Projection: 158.2 carries for 646.5 yards and 4.5 TDs. 55.6 catches on 74.0 targets for 443.1 yards and 2.2 TDs.

  • The Lions selected Gibbs way earlier than expected when running back wasn’t a position of need. That signals a big role for the Alabama product in Year 1, and he’s a perfect complement to David Montgomery given his pass-catching ability.
  • Swift managed a 14.4% target share — and 70 targets on only 247 routes — despite playing just 41.7% of snaps, gutting through shoulder and ankle injuries, and being in the ill will of the coaching staff. Swift’s involvement as a receiver is really impressive considering how little he played and how much the coaches seemed to hate him. That bodes very well for Gibbs, who Detroit took at least 10 spots earlier than anyone expected. He should be one of their most-involved weapons in the passing game from Day 1, and he’ll likely have more carries than Swift had too simply because he’ll (probably) be in the good graces of the coaching staff.
  • Gibbs may never get 15+ carries, even if Montgomery goes down, but the early-career Alvin Kamara comparison he gets so often is a good one in terms of what to expect usage-wise. Gibbs’ ceiling is leading the position in targets.

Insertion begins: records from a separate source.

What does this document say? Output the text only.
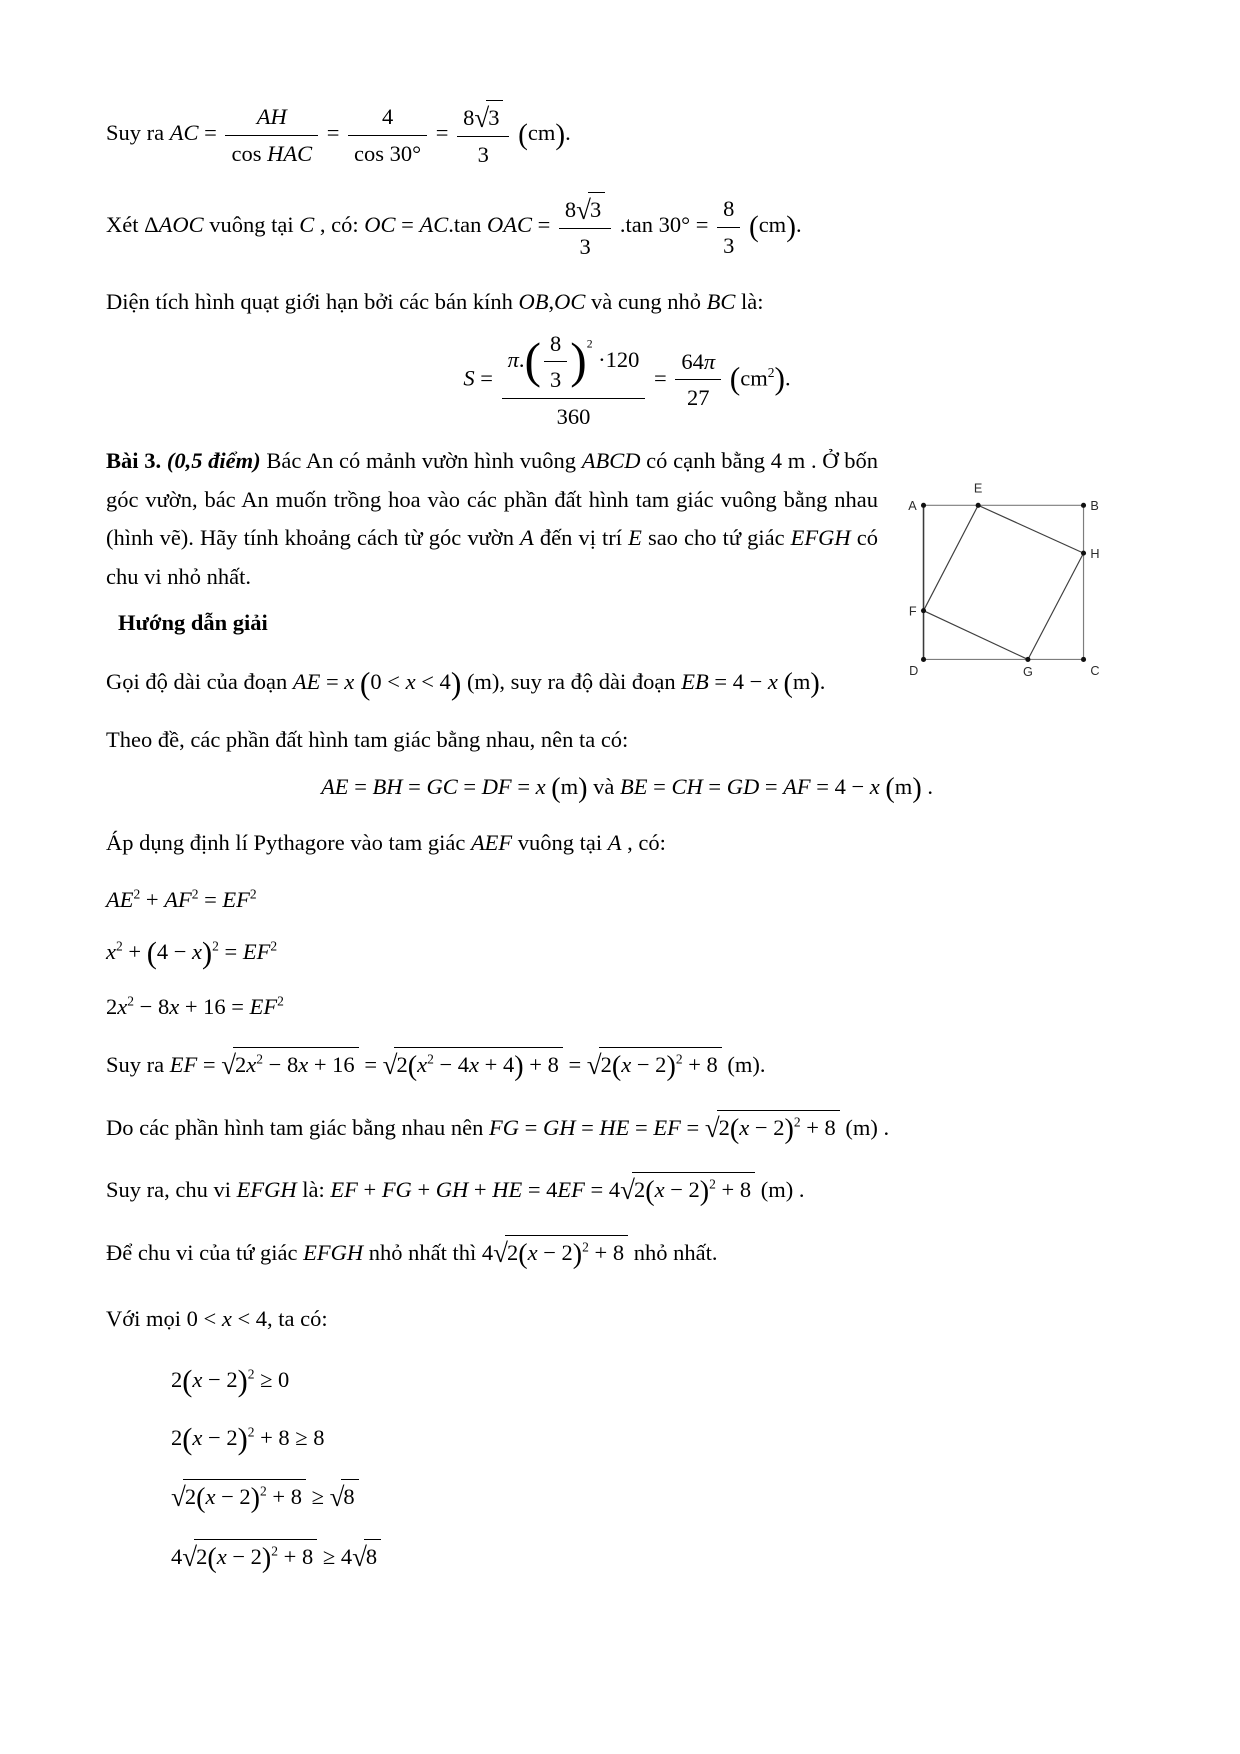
Suy ra AC = $\frac{AH}{\text{cos HAC}} = \frac{4}{\cos 30^\circ} = \frac{8√3}{3} (cm)$.
Xét ΔAOC vuông tại C , có: OC = AC.tan OAC = $\frac{8√3}{3} .\tan$ $30^\circ = \frac{8}{3} (cm)$.
Diện tích hình quạt giới hạn bởi các bán kính OB,OC và cung nhỏ BC là:
$S = \frac{\pi.( \frac{8}{3} )^2 \cdot 120}{360} = \frac{64\pi}{27} (cm^2)$.
Bài 3. (0,5 điểm) Bác An có mảnh vườn hình vuông ABCD có cạnh bằng 4 m . Ở bốn góc vườn, bác An muốn trồng hoa vào các phần đất hình tam giác vuông bằng nhau (hình vẽ). Hãy tính khoảng cách từ góc vườn A đến vị trí E sao cho tứ giác EFGH có chu vi nhỏ nhất.
A
E
B
H
F
D	G	C
Hướng dẫn giải
Gọi độ dài của đoạn AE = x (0 < x < 4) (m), suy ra độ dài đoạn EB = 4 − x (m).
Theo đề, các phần đất hình tam giác bằng nhau, nên ta có:
AE = BH = GC = DF = x (m) và BE = CH = GD = AF = 4 − x (m) .
Áp dụng định lí Pythagore vào tam giác AEF vuông tại A , có:
$AE^2 + AF^2 = EF^2$
$x^2 + (4 - x)^2 = EF^2$
$2x^2 - 8x + 16 = EF^2$
Suy ra EF = $√2x^2 - 8x + 16 = √2(x^2 - 4x + 4) + 8 = √2(x - 2)^2 + 8$ (m).
Do các phần hình tam giác bằng nhau nên FG = GH = HE = EF = $√2(x - 2)^2 + 8$ (m) .
Suy ra, chu vi EFGH là: EF + FG + GH + HE = $4EF = 4√2(x - 2)^2 + 8$ (m) .
Để chu vi của tứ giác EFGH nhỏ nhất thì $4√2(x - 2)^2 + 8$ nhỏ nhất.
Với mọi 0 < x < 4, ta có:
$2(x - 2)^2 \ge 0$
$2(x - 2)^2 + 8 \ge 8$
$√2(x - 2)^2 + 8 \ge √8$
$4√2(x - 2)^2 + 8 \ge 4√8$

Projection: 207.9 carries for 853.2 yards and 5.8 TDs. 32.8 catches on 41.4 targets for 266.8 yards and 1.0 TDs.

  • We didn’t knock Montgomery that much when the Lions drafted Gibbs because we viewed it as more of an indictment on Swift. Gibbs should have a bigger role than what we were projecting for Swift before the draft, but that difference could come at the expense of Craig Reynolds (who we previously had for non-negligible work). The Lions involved three backs during the second half of last year, but we think it’ll be the Gibbs and Montgomery Show in 2023, so the bigger workload for Gibbs vs. Swift mostly just meant we eliminated the ancillary backs.
  • Montgomery will likely cede pass-catching downs to Gibbs, but he’s the favorite to lead Detroit in carries and boasts impressive contingent upside if something happens to Gibbs because he’s capable of playing on all three downs.